And if you don’t want to get notified when service is reset to OK, just modify the notification_options in the SUM_OF_SERVICE service definition:

Define the **reset_to_ok **command:

define command{ command_name reset_to_ok command_line /usr/local/nagios/libexec/eventhandlers/reset_to_ok.sh }

And the reset_to_ok.sh script would be something like this:

#!/bin/bash echo "No recent passive check result submitted" && exit 0

And of course set the permissions for reset_to_ok.sh so Nagios could execute the script

BEfore that…i have this from /var/log/messages

Oct 22 13:33:09 svrsginagios nagios: SERVICE ALERT: oimpreprod;Check HTTP OIM;CRITICAL;SOFT;1;Conexión rehusada
Oct 22 13:33:09 svrsginagios nagios: SERVICE EVENT HANDLER: oimpreprod;Check HTTP OIM;CRITICAL;SOFT;1;submit_check_result!svrsginagios!NIVEL_SERVIC IO_OIM!2!"NIVEL DE SERVICIO DE OIM CRITICO"
Oct 22 13:33:09 svrsginagios nagios: EXTERNAL COMMAND: PROCESS_SERVICE_CHECK_RESULT;;;;
Oct 22 13:33:09 svrsginagios nagios: Warning: Passive check result was received for service ‘’ on host ‘’, but the host could not be found!

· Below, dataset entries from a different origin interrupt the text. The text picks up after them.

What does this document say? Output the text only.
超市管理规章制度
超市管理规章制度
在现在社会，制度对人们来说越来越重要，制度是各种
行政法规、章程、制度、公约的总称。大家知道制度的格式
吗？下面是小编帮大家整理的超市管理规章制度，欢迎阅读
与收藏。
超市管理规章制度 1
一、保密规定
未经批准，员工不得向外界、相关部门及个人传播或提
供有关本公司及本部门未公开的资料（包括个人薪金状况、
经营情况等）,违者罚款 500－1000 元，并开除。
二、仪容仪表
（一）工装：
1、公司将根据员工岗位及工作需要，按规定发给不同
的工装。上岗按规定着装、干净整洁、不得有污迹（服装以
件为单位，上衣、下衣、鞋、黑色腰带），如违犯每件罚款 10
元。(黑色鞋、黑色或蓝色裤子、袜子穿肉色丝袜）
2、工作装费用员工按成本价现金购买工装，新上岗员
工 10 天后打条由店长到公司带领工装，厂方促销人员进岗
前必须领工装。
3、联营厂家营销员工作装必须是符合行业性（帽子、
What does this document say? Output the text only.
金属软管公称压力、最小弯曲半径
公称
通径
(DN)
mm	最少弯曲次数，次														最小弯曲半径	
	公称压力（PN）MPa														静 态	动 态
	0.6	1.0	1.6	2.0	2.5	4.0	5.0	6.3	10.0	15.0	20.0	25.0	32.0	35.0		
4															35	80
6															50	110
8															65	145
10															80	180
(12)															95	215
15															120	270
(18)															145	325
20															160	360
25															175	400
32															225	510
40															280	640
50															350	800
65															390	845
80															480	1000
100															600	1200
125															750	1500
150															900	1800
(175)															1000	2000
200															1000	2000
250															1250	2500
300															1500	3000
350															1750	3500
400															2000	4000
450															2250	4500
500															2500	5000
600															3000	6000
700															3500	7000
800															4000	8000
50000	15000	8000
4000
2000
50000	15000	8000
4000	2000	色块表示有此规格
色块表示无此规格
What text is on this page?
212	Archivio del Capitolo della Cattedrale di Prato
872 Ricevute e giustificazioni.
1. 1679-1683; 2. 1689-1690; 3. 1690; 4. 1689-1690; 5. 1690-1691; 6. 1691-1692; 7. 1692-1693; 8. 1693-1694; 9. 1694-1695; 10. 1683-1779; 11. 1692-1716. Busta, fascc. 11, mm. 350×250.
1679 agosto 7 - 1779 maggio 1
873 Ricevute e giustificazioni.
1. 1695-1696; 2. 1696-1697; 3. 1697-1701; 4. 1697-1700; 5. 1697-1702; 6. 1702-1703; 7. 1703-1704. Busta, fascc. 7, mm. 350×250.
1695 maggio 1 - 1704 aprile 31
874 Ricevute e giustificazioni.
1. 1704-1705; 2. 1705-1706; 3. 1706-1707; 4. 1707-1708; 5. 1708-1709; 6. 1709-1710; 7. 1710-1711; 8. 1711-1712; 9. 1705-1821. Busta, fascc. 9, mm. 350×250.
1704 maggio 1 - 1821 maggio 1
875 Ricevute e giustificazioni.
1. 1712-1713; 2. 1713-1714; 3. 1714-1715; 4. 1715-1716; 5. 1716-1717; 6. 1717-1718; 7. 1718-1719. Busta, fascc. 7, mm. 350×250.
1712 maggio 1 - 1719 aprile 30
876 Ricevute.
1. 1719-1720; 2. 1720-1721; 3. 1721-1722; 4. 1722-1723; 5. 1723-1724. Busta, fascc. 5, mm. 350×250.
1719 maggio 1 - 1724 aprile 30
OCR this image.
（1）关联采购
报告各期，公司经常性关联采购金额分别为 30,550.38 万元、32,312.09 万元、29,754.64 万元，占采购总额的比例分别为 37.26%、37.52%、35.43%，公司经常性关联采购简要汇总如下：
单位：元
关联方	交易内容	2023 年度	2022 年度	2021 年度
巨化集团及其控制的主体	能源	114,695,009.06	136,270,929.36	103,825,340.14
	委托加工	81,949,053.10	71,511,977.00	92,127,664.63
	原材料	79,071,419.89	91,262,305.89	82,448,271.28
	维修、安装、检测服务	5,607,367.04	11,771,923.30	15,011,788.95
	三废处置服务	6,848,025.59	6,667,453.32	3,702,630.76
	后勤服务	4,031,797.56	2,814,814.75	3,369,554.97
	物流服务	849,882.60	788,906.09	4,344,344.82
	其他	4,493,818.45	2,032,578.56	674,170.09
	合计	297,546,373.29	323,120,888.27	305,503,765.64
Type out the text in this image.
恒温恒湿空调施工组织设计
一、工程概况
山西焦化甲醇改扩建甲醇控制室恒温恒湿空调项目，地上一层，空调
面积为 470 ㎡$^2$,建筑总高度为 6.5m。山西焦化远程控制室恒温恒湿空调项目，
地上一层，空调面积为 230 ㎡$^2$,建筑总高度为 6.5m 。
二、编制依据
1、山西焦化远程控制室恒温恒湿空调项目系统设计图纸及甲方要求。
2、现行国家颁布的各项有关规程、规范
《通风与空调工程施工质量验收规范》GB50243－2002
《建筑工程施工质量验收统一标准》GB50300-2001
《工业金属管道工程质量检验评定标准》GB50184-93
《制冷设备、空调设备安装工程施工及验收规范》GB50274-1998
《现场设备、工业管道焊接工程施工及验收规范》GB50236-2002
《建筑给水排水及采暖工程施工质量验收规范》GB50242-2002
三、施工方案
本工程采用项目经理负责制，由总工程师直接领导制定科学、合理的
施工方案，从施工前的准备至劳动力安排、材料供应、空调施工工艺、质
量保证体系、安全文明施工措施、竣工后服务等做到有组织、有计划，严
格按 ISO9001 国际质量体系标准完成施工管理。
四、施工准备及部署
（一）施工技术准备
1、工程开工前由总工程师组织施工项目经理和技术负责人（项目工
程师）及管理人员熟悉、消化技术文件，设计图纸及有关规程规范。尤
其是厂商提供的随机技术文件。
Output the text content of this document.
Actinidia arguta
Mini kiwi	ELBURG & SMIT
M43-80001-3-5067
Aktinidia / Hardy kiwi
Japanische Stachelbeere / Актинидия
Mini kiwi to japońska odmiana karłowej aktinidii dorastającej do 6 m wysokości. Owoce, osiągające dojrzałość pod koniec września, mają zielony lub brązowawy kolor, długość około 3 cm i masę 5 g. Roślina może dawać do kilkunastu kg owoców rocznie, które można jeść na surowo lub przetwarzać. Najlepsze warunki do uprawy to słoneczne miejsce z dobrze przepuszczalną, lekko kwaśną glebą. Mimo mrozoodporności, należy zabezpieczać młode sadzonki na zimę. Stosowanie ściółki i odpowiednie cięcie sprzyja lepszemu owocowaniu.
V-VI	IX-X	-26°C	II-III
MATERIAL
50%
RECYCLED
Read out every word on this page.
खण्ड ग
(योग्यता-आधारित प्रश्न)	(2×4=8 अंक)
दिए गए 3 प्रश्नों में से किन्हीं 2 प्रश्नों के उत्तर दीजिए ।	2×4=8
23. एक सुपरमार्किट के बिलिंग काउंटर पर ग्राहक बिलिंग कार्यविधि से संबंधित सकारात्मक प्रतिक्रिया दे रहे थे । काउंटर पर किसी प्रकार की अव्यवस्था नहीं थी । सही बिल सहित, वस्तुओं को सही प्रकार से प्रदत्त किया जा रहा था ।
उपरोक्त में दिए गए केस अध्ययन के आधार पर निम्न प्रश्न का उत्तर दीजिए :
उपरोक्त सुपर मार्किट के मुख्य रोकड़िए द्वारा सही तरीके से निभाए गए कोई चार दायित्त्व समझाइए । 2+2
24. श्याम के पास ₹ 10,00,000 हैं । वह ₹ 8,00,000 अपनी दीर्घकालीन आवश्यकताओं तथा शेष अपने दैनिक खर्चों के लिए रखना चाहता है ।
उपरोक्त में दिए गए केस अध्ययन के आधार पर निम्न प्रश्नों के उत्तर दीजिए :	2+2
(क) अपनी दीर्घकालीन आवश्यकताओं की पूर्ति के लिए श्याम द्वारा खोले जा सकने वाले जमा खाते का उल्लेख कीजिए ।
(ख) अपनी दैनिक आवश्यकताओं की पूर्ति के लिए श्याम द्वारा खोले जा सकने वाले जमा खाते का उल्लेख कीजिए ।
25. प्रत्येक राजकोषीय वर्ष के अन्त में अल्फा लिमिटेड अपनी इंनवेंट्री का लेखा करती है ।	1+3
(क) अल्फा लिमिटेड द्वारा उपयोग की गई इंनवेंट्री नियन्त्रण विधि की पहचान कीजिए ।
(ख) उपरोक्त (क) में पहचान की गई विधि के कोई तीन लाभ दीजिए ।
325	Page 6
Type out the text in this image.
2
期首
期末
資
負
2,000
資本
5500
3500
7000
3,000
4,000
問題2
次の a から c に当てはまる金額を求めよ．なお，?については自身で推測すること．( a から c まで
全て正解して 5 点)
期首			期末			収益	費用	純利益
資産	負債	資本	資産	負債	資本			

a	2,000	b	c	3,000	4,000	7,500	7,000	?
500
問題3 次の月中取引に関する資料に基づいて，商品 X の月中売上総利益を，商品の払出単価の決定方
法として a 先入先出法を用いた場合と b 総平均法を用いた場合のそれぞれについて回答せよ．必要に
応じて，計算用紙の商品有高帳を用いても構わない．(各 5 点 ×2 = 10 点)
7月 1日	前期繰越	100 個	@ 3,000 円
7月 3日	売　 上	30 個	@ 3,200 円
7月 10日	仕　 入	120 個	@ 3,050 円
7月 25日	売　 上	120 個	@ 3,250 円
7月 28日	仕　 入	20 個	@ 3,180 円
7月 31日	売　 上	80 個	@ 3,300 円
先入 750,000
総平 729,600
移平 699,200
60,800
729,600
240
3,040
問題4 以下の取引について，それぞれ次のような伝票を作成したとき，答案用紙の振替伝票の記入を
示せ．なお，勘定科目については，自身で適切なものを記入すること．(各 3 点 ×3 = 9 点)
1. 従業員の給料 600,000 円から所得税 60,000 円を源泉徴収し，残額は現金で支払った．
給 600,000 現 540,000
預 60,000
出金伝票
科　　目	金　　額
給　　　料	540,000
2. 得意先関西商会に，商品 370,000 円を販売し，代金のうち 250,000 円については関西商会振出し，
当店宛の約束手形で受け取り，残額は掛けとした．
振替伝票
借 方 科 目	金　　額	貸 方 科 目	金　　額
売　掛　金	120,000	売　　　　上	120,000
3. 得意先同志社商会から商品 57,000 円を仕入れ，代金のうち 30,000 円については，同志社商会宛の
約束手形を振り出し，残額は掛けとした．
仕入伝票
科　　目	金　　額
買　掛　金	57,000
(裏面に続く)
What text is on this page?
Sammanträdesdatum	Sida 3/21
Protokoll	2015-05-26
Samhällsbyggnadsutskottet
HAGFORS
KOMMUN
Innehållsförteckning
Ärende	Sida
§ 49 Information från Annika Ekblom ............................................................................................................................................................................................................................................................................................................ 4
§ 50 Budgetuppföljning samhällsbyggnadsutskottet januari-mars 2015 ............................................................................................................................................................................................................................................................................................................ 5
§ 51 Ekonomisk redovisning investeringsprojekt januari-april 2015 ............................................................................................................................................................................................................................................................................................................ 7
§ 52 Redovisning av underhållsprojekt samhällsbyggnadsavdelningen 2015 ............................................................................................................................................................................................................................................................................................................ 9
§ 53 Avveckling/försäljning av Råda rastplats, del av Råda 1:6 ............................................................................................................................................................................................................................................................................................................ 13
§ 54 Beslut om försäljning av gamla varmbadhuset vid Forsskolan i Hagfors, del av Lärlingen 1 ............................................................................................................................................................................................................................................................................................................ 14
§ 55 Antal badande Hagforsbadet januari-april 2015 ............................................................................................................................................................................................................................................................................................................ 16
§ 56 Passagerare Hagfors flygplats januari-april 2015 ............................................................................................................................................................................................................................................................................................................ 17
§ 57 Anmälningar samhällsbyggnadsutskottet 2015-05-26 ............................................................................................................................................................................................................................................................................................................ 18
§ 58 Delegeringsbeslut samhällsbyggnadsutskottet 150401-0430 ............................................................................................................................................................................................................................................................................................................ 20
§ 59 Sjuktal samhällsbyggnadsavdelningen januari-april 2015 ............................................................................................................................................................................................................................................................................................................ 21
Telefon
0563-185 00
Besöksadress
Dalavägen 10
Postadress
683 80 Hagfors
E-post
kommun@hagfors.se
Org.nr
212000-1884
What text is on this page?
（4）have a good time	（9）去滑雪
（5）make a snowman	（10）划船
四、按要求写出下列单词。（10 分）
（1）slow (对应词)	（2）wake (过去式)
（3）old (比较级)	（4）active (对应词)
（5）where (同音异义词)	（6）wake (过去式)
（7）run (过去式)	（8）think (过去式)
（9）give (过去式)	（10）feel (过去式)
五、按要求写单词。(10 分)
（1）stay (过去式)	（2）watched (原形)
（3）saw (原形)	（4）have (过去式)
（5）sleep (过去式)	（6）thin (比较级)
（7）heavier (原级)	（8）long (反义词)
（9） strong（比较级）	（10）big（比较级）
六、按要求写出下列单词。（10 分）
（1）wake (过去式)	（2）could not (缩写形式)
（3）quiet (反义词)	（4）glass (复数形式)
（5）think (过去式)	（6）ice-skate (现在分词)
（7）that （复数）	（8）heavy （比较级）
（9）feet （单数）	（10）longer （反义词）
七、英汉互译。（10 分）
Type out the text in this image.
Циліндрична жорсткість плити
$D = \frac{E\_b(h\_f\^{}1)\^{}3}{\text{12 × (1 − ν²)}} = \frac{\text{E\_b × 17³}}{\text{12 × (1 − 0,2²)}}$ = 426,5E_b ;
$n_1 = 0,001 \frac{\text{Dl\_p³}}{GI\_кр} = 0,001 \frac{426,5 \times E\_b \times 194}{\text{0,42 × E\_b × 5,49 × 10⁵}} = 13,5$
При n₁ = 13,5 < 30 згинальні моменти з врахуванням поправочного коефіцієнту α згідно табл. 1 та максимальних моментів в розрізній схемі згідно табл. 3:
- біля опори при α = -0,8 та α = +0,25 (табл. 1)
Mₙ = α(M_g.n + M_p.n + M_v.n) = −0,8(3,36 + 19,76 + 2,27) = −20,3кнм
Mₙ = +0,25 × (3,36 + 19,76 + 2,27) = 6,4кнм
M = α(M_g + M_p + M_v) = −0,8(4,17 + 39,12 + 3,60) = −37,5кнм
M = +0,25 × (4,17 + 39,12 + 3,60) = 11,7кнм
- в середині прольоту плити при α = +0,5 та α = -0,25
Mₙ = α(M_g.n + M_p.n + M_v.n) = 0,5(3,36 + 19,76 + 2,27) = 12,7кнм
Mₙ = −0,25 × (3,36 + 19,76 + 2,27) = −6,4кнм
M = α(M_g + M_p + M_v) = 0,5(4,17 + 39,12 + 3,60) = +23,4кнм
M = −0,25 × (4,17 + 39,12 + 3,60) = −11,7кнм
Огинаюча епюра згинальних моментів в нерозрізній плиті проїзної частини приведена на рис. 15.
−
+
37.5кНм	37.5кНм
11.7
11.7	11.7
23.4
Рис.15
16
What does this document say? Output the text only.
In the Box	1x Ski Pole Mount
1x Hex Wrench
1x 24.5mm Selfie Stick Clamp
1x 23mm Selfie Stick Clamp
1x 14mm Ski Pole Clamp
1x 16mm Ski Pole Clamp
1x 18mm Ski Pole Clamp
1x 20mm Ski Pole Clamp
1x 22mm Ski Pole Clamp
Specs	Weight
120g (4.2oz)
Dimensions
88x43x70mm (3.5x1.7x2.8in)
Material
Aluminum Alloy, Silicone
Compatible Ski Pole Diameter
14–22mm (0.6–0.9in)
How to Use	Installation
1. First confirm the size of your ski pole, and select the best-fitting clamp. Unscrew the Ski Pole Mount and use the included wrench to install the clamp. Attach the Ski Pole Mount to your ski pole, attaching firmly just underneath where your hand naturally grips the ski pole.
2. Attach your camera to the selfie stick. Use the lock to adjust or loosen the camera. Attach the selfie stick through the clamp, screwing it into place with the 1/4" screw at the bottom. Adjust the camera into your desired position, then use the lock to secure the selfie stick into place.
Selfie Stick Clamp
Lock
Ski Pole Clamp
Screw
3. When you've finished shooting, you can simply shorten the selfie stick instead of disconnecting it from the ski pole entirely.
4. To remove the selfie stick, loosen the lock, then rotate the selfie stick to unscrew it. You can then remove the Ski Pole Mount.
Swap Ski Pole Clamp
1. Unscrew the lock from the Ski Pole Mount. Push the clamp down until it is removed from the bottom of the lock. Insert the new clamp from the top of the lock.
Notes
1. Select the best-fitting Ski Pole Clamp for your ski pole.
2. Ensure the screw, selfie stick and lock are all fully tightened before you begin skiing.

Have your tried to do it reversely with the arguments in the command definition and event_handlers of all serfvices without them? (I suppose the result always goes to the same service on the same server) Like this:

[code]define command{
command_name submit_check_result
command_line /usr/local/nagios/libexec/eventhandlers/submit_check_result Nagios_server SUM_OF_SERVICE 2 “All 5 services are Critical”
}

define service{
host_name host_tnsping
service_description tnsping
servicegroups servicegroup_names
check_command command_name
max_check_attempts #
normal_check_interval #
retry_check_interval #
active_checks_enabled 1
passive_checks_enabled 0
check_period timeperiod_name
event_handler submit_check_result
event_handler_enabled 1
notifications_enabled 0
}[/code]

This should work. Check for any mistyping errors in your syntaxes. :slight_smile:

Tests Working…now to test the RESET TO OK
Its a dificult and mess i know.

Only one thing about this: When Event Handler is triggered the result is always CRITICAL ( Even in a OK state ) .
I mean, the SUM_OF_ALL_SERVICE is on critical state, then RECOVERS, but the trigger execute the eventhandler submit_check_result and tell that we have a CRITICAL STATE ( when really is OK).

The when i test the reset_to_ok ill have to adjust the timing to avoid “false positives” , i think.
Also, if the service is really critical with the reset to OK, is a bad thing, you know?

Thanks Albin, hope that working fine with the reset to OK
I told you tomorrow